In short the Union army of Tennesee bumped into the confederate army of Mississippi at a remote location in Southern Tennesse. The South called it the battle of Shiloh. They took the name from a church building present on the battlefield. The Union refered to this battle as the Battle of Pittsburgh Landing. The battle raged for two days. On the first day it seems like the CSA commander General Albert Sidney Johnston's plan to crush Union army led by Ullysses S Grant was going to be a success. In the end it did go that way. The Cofederates did deliver a massive blow to the Union army, but as they day drew to close it became obvious that Confederates had come close to a full success, but not close enough. The table turned when the Union recieve reenforcement on the second day. The stout defence of the Union position at the so called "sunken road" had given the union time enough to rally it's remaining troops and together with the reenforcement the table turned on the second day and the battle ended with a Union Victory. Not only was a Union victory, the commander of the Confederate forces had been killed at the end of the first day. Albert Sidney Johnston was killed by a shrapnel in the leg and bled to death. This event probably caused some confusion on the Confederate side that contributed to the Southern failure at Shiloh.
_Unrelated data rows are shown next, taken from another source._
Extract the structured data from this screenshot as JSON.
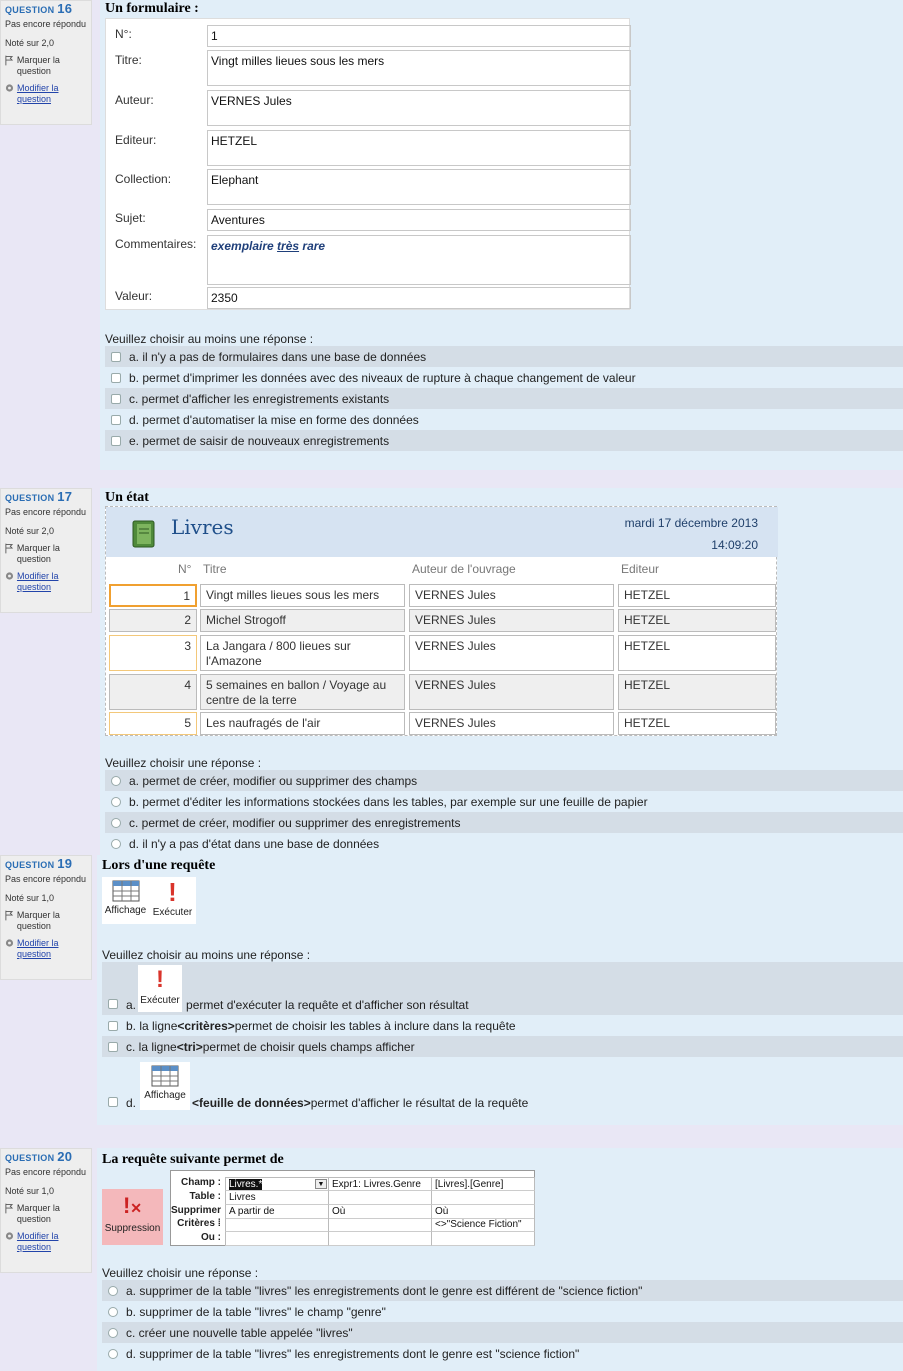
{
  "colors": {
    "accent": "#2a6db4",
    "content_bg": "#e1eef8",
    "alt_row": "#d4dde6",
    "report_header": "#d6e3f2",
    "danger_icon": "#d9342b",
    "suppression_bg": "#f4b8bb"
  },
  "sidebar_common": {
    "status": "Pas encore répondu",
    "flag": "Marquer la question",
    "edit": "Modifier la question",
    "question_word": "QUESTION"
  },
  "q16": {
    "number": "16",
    "grade": "Noté sur 2,0",
    "title": "Un formulaire  :",
    "form": [
      {
        "label": "N°:",
        "value": "1"
      },
      {
        "label": "Titre:",
        "value": "Vingt milles lieues sous les mers"
      },
      {
        "label": "Auteur:",
        "value": "VERNES Jules"
      },
      {
        "label": "Editeur:",
        "value": "HETZEL"
      },
      {
        "label": "Collection:",
        "value": "Elephant"
      },
      {
        "label": "Sujet:",
        "value": "Aventures"
      },
      {
        "label": "Commentaires:",
        "value_a": "exemplaire ",
        "value_b": "très",
        "value_c": " rare"
      },
      {
        "label": "Valeur:",
        "value": "2350"
      }
    ],
    "prompt": "Veuillez choisir au moins une réponse :",
    "options": [
      "a. il n'y a pas de formulaires dans une base de données",
      "b. permet d'imprimer les données avec des niveaux de rupture à chaque changement de valeur",
      "c. permet d'afficher les enregistrements existants",
      "d. permet d'automatiser la mise en forme des données",
      "e. permet de saisir de nouveaux enregistrements"
    ]
  },
  "q17": {
    "number": "17",
    "grade": "Noté sur 2,0",
    "title": "Un état",
    "report": {
      "title": "Livres",
      "date": "mardi 17 décembre 2013",
      "time": "14:09:20",
      "headers": [
        "N°",
        "Titre",
        "Auteur de l'ouvrage",
        "Editeur"
      ],
      "rows": [
        [
          "1",
          "Vingt milles lieues sous les mers",
          "VERNES Jules",
          "HETZEL"
        ],
        [
          "2",
          "Michel Strogoff",
          "VERNES Jules",
          "HETZEL"
        ],
        [
          "3",
          "La Jangara / 800 lieues sur l'Amazone",
          "VERNES Jules",
          "HETZEL"
        ],
        [
          "4",
          "5 semaines en ballon / Voyage au centre de la terre",
          "VERNES Jules",
          "HETZEL"
        ],
        [
          "5",
          "Les naufragés de l'air",
          "VERNES Jules",
          "HETZEL"
        ]
      ]
    },
    "prompt": "Veuillez choisir une réponse :",
    "options": [
      "a. permet de créer, modifier ou supprimer des champs",
      "b. permet d'éditer les informations stockées dans les tables, par exemple sur une feuille de papier",
      "c. permet de créer, modifier ou supprimer des enregistrements",
      "d. il n'y a pas d'état dans une base de données"
    ]
  },
  "q19": {
    "number": "19",
    "grade": "Noté sur 1,0",
    "title": "Lors d'une requête",
    "ribbon": {
      "view": "Affichage",
      "run": "Exécuter"
    },
    "prompt": "Veuillez choisir au moins une réponse :",
    "opt_a_letter": "a.",
    "opt_a_text": " permet d'exécuter la requête et d'afficher son résultat",
    "opt_b_pre": "b. la ligne ",
    "opt_b_bold": "<critères>",
    "opt_b_post": " permet de choisir les tables à inclure dans la requête",
    "opt_c_pre": "c. la ligne ",
    "opt_c_bold": "<tri>",
    "opt_c_post": " permet de choisir quels champs afficher",
    "opt_d_letter": "d.",
    "opt_d_bold": "<feuille de données>",
    "opt_d_post": "permet d'afficher le résultat de la requête"
  },
  "q20": {
    "number": "20",
    "grade": "Noté sur 1,0",
    "title": "La requête suivante permet de",
    "button": "Suppression",
    "grid": {
      "labels": [
        "Champ :",
        "Table :",
        "Supprimer :",
        "Critères :",
        "Ou :"
      ],
      "col1": [
        "Livres.*",
        "Livres",
        "A partir de",
        "",
        ""
      ],
      "col2": [
        "Expr1: Livres.Genre",
        "",
        "Où",
        "",
        ""
      ],
      "col3": [
        "[Livres].[Genre]",
        "",
        "Où",
        "<>\"Science Fiction\"",
        ""
      ]
    },
    "prompt": "Veuillez choisir une réponse :",
    "options": [
      "a. supprimer de la table \"livres\" les enregistrements dont le genre est différent de \"science fiction\"",
      "b. supprimer de la table \"livres\" le champ \"genre\"",
      "c. créer une nouvelle table appelée \"livres\"",
      "d. supprimer de la table \"livres\" les enregistrements dont le genre est \"science fiction\""
    ]
  }
}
|The tranquilty before the battle.|
The game we staged was in essence based scenario presented in an article from Miniature Wargamer( may 2012). The scenario focused on a particular situation the first day when the two siides competed for control over a section of the battlefield known as "The Hornets Nest".
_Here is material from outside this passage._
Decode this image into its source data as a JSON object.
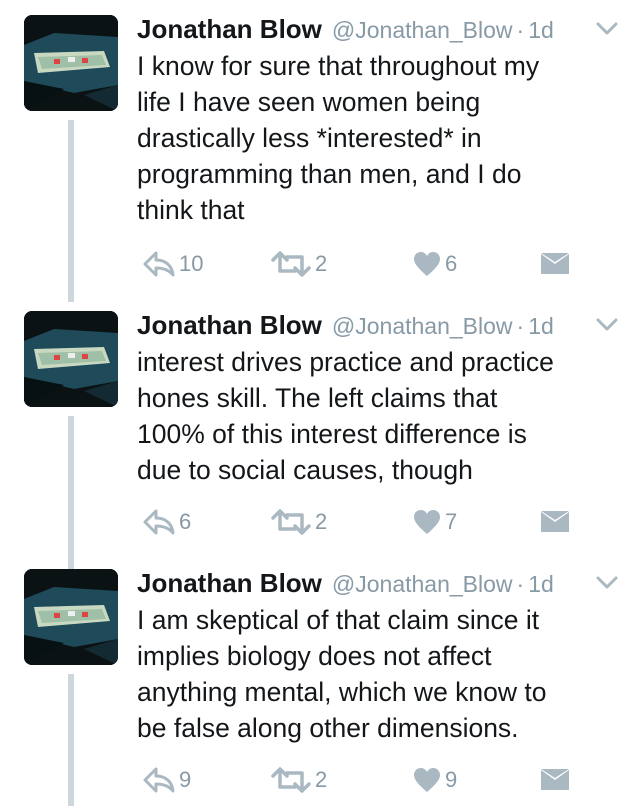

The scenario wasn't based on Black Powder. Thus I had to convention it to the Black Powder rules and the minature resroutes we had at hand. In the end we had roughly 20 units on the Southen side and the North had significatly less. The basic unit in this game was the Brigade. Usually the basic unit in Black Powder is a regiment/battalion, but it fairly easy to relable them and called them a brigade and then you have the ability to stage larger battles. The main theme of this game is confusion and unreliable reenforcements. The orginal scenario provided a system that would generade the renenforcements rather in a unpredictable pattern. I added a few rules to each present general that somehow would represent the general confusion and in some cases sheer stubbornness of the commander.
The gaming table main feature is the "Hornet's Nest" and "the Sunken road". In front of the Hornet's
nest is an open field. There are couple of roads running nearby. The rest is mainly woods or some
other kind of dense vegetation.
Moving anywhere than in the field or along the roads would cause considerable trouble for the side trying that kind of stunt. In our game no one tried anything foolish like that.
|Union troops moving in....|
Most of the fighting went on in front of the sunken road and along the nearby roads. As long as the Confederates tried a frontal assume at the sunken road the Union forces managed
to hold their ground. This is fairly accurate compared with the real thing. The Confederate General Braxton Bragg ordered a number of attacks head on towards this strong Union position. It was all in a piecemeal fashion and the losses were significant for the attacking side.
|The Confederates have formed a line on the field in front of the sunken road.|
|The Confederates close in on the union forces|
|The first attempt to capture the Union positions....|
In other game things turned ugly for the union when the Southerners attacked the flanks. In our game they managed to field two seperate flank attacks as well as pinning down the Union forces along the sunken road. Both sides lost several units. There was a slight chance in this game that the Union would stop the Confederate onslaught. However reenforcements comming to the southern side and some succesfull marching dashed the hopes of the Union. In the end the Union forces got flanked, swamped and broke down.
|The Cofederates starts to move in on the flanks|
|The Union flank is under attack|
|Things are Getting a bit too intense for the Union troops|
|The other Union flank is attacked as well|
The game was the second major ACW battle we managed to staged using Black Powder rules. The first one was Chancellorville. In that game we managed to change history. The Union won. In this game the Union was not as lucky. The whole affair ended more or less like the Historical one.
What are the lesson of these two sessions? Well first of all one need a whole day to stage in all. An evening session won't do. Secondly one must find a way to accuratly render the balance of power between the two combatants without bogging down in too much detail. The gaming table is always a compromise and so will also the representation of the present units be. You can not have each and very battalion represented(not on this scale anyway).